This was non-trivial. First, a selection may require more than one rectangle. Next, there's no convenient way to do it.
Here's what I had to do:
var start:int = op.activePosition < op.anchorPosition ? op.activePosition : op.anchorPosition;
var end:int = op.activePosition > op.anchorPosition ? op.activePosition : op.anchorPosition;
var textFlow:TextFlow = this.textFlow;
var rectangles:Dictionary = new Dictionary();
// For each selected character, make a box
for( var i:int=start; i < end; i++) {
var flowLine:TextFlowLine = textFlow.flowComposer.findLineAtPosition( i, true );
if( rectangles[ flowLine.absoluteStart ] == null ) {
rectangles[ flowLine.absoluteStart ] = new Rectangle();
(rectangles[ flowLine.absoluteStart ] as Rectangle).x = 0xffffff;
(rectangles[ flowLine.absoluteStart ] as Rectangle).right = 0;
}
var currentRect:Rectangle = rectangles[ flowLine.absoluteStart ];
var textLine:TextLine = flowLine.getTextLine(true);
var atomIndex:int = textLine.getAtomIndexAtCharIndex( i );
if( atomIndex >= 0) {
var atomBounds:Rectangle = textLine.getAtomBounds( atomIndex );
var pt:Point = this.globalToLocal( textLine.localToGlobal( new Point( atomBounds.left, atomBounds.top ) ) );
if( pt.x <= currentRect.left ) {
currentRect.left = pt.x;
currentRect.top = pt.y;
}
pt = this.globalToLocal( textLine.localToGlobal( new Point( atomBounds.right, atomBounds.bottom) ) );
if( pt.x >= currentRect.right ) {
currentRect.right = pt.x;
currentRect.bottom = pt.y;
}
}
}
return rectangles;
I don't believe there's a trivial way to get total control over this, from looking around at the docs a bit I saw this:
http://opensource.adobe.com/wiki/display/flexsdk/Spark+Text+Primitives#SparkTextPrimitives-FTE
[Style(name="focusedTextSelectionColor", type="uint", format="Color", inherit="yes")]
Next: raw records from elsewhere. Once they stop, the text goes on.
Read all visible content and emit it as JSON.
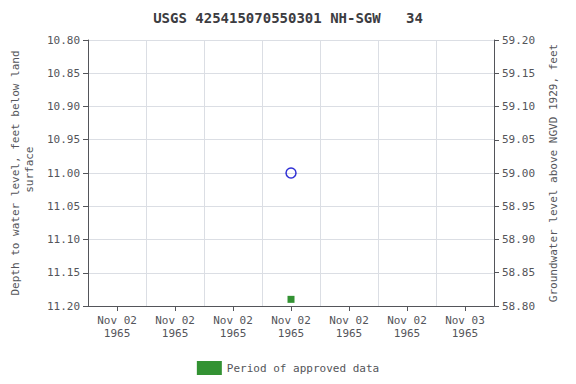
{
  "chart_data": {
    "type": "scatter",
    "title": "USGS 425415070550301 NH-SGW   34",
    "ylabel": "Depth to water level, feet below land\n surface",
    "y2label": "Groundwater level above NGVD 1929, feet",
    "categories": [
      "Nov 02\n1965",
      "Nov 02\n1965",
      "Nov 02\n1965",
      "Nov 02\n1965",
      "Nov 02\n1965",
      "Nov 02\n1965",
      "Nov 03\n1965"
    ],
    "series": [
      {
        "values": [
          null,
          null,
          null,
          11.0,
          null,
          null,
          null
        ],
        "color": "#0000cc",
        "marker": "circle-open"
      },
      {
        "name": "Period of approved data",
        "values": [
          null,
          null,
          null,
          11.19,
          null,
          null,
          null
        ],
        "color": "#007700",
        "marker": "square"
      }
    ],
    "ylim": [
      11.2,
      10.8
    ],
    "yticks": [
      {
        "value": 10.8,
        "label": "10.80"
      },
      {
        "value": 10.85,
        "label": "10.85"
      },
      {
        "value": 10.9,
        "label": "10.90"
      },
      {
        "value": 10.95,
        "label": "10.95"
      },
      {
        "value": 11.0,
        "label": "11.00"
      },
      {
        "value": 11.05,
        "label": "11.05"
      },
      {
        "value": 11.1,
        "label": "11.10"
      },
      {
        "value": 11.15,
        "label": "11.15"
      },
      {
        "value": 11.2,
        "label": "11.20"
      }
    ],
    "y2lim": [
      58.8,
      59.2
    ],
    "y2ticks": [
      {
        "value": 59.2,
        "label": "59.20"
      },
      {
        "value": 59.15,
        "label": "59.15"
      },
      {
        "value": 59.1,
        "label": "59.10"
      },
      {
        "value": 59.05,
        "label": "59.05"
      },
      {
        "value": 59.0,
        "label": "59.00"
      },
      {
        "value": 58.95,
        "label": "58.95"
      },
      {
        "value": 58.9,
        "label": "58.90"
      },
      {
        "value": 58.85,
        "label": "58.85"
      },
      {
        "value": 58.8,
        "label": "58.80"
      }
    ],
    "grid": true,
    "legend": "bottom"
  }
}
[Style(name="inactiveTextSelectionColor", type="uint", format="Color", inherit="yes")]
[Style(name="unfocusedTextSelectionColor", type="uint", format="Color", inherit="yes")]
also to note:
anchor position - A character index specifying the end of the selection that stays fixed when you extend the selection with the arrow keys.
active position - A character index specifying the end of the selection that moves when you extend the selection with the arrow keys.
Since these are all only colors (or indices) I don't know if they'll get at all the fanciness you'd like to do. I'd worked on something in Flex 3 to deal with custom text selection controls and ended up using an "off screen buffer" of sorts where I put a TextField offscreen with the same properties as the one on screen then dump the characters 1 by 1 until I got to the desired width then I could figure out where in the characters the control was dropped(kind of like android selection).
I would suggest searching for the above styles in the SDK you have (particularly in RichEditableText and its super classes, I would do this but there's quite a few versions out there now and don't know which one your using, TLF and FTE are both a bit in flux it seems). Once you find where these styles are used you'll probably be in the vicinity of the selection indicator drawing code and will likely need to extend from whatever class that is in order to override the appropriate methods.
Sorry I can't give you a straight answer but hopefully this helps or someone else is able to chime in if there's an easier way.
Shaun